不動産相続の疑問やお悩みについて、徹底解説
公開日: |更新日:
家族や親族から不動産を相続する場合、墓地が隣接する土地を相続することがあります。人によっては慣れ親しんだ土地のため、何も考えることなく通常の相続手続きをするかもしれません。
しかし、墓地が隣接する土地は、通常の土地にはないメリットがあります。そのメリットは何でしょうか。墓地が隣接する土地を相続する際の注意点と一緒にご紹介します。
墓地が隣接する土地のもつメリットは、相続税を減らせることです。墓地が隣接している場合、通常の土地に比べて土地の評価額を減額できます。減額された評価額の分だけ支払う税金が減ります。
具体的に減額される土地の評価額は10%です。3,000万円の土地に10%の減額が適用されたら、300万円ほど評価額が下がります。10%だけを考えるとあまり大きな数字には感じられないかもしれません。しかし、何千万円もする土地で計算すると、10%の影響力は小さくありません。
土地の評価額は一般的に路線価と土地の面積で決まります。路線価に土地の面積をかけたものがその土地の評価額です。しかし、墓地が隣接するなど、忌み地は周辺の土地の路線価に比べて価値が低くなる可能性があります。
土地の価値が低くなると、売却や賃貸借の際に不利になるでしょう。墓地が隣接する土地は買いたくないと思うかもしれません。また、窓から墓地が見える物件や、家のすぐ前が墓地という建物には入居したくないと考える人もいます。
そのような不利益を考えて、相続税に関する土地の評価額を下げられるようになっています。周辺の土地に比べて、自分の土地はもっと評価額を下げてもいいのではないかと感じたら、土地の評価額を下げられる制度を検討しましょう。
墓地が隣接する場合は土地の評価額を減らせると説明しましたが、墓地が近くにある場合はいかがでしょうか?
土地の所有者としては、すぐ隣でも近くでも、墓地が周辺にあることに変わりはないと感じるかもしれません。自分の家からも墓地が見える場合など、十分近くに墓地があると感じる方もいるでしょう。
しかし、一般的には墓地が近くにあるだけでは土地の評価額を減らすことはできません。近隣の家に比べて、著しく土地の評価額を下げる理由がないからです。相続税の専門家に相談することはできますが、実際に相続税を申請する際に、評価額の減額が認められる可能性は少ないでしょう。
土地の評価額を減額できるのは、墓地が隣接している土地や忌み地だけではありません。ほかにも評価額を減らせるケースがあります。

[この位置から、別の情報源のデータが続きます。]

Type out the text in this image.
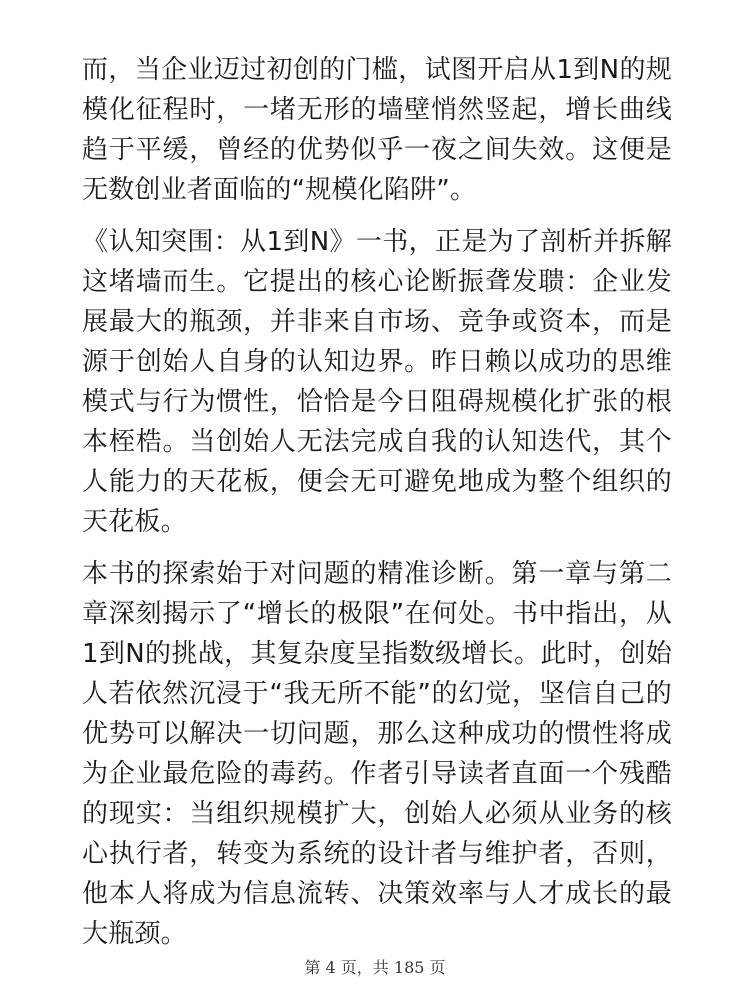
而，当企业迈过初创的门槛，试图开启从1到N的规模化征程时，一堵无形的墙壁悄然竖起，增长曲线趋于平缓，曾经的优势似乎一夜之间失效。这便是无数创业者面临的“规模化陷阱”。

《认知突围：从1到N》一书，正是为了剖析并拆解这堵墙而生。它提出的核心论断振聋发聩：企业发展最大的瓶颈，并非来自市场、竞争或资本，而是源于创始人自身的认知边界。昨日赖以成功的思维模式与行为惯性，恰恰是今日阻碍规模化扩张的根本桎梏。当创始人无法完成自我的认知迭代，其个人能力的天花板，便会无可避免地成为整个组织的天花板。

本书的探索始于对问题的精准诊断。第一章与第二章深刻揭示了“增长的极限”在何处。书中指出，从1到N的挑战，其复杂度呈指数级增长。此时，创始人若依然沉浸于“我无所不能”的幻觉，坚信自己的优势可以解决一切问题，那么这种成功的惯性将成为企业最危险的毒药。作者引导读者直面一个残酷的现实：当组织规模扩大，创始人必须从业务的核心执行者，转变为系统的设计者与维护者，否则，他本人将成为信息流转、决策效率与人才成长的最大瓶颈。

第 4 页，共 185 页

たとえば、地盤がひどく凸凹している土地です。近隣の土地にはない特徴として、特別に評価額を下げられるかもしれません。
土地と道路との高低差も対象になる可能性があります。道路との高低差が非常に大きく、不便な場合です。近隣の土地も同じような条件では難しいですが、著しく高低差が大きい場合は減額の対象になります。
ほかに減額対象に含まれるのは、震動の度合いが甚だしい土地や騒音や日照、臭気などのトラブルを抱えている土地です。土地の売買や貸借に影響が出るので、評価額から10%を控除できるでしょう。
どのような土地なら評価額を減らせるかについて説明しましたが、該当する土地でも評価額を減らせない場合もあります。それは、土地の価値を下げかねない内容が路線価にすでに含められている場合です。
墓地が隣接するケースで考えると、墓地が近くにあるという理由でそのエリア全体の路線価が下がっている可能性があります。その場合は土地の評価額をさらに下げることはできません。
土地の評価額を下げることができるのは、周辺の土地に比べて著しく土地の価値を下げる要素がある場合です。土地を下げる要素のレベルが周辺の土地とそれほど変わらない場合、路線価にすでに反映されているかもしれません。その場合は、相続税を減らすことはできないでしょう。
墓地が隣接する土地を不動産相続する場合、評価額を10%控除できる可能性があります。墓地が隣接していると、土地の売買や貸借によくない影響がでることがあるからです。土地の評価額が下がると、支払う相続税の額も減るので節税になります。
評価額を控除できる制度は墓地が隣接する土地だけに認められることが多いので、該当する場合はぜひ専門家に相談したり申請時に含めたりしましょう。
ほかにも土地の評価額を下げる要因はあります。すべてのケースで評価額を下げられるとは限りませんが、相続する土地がその条件に該当するかチェックするのはおすすめです。10%控除の恩恵にあずかれます。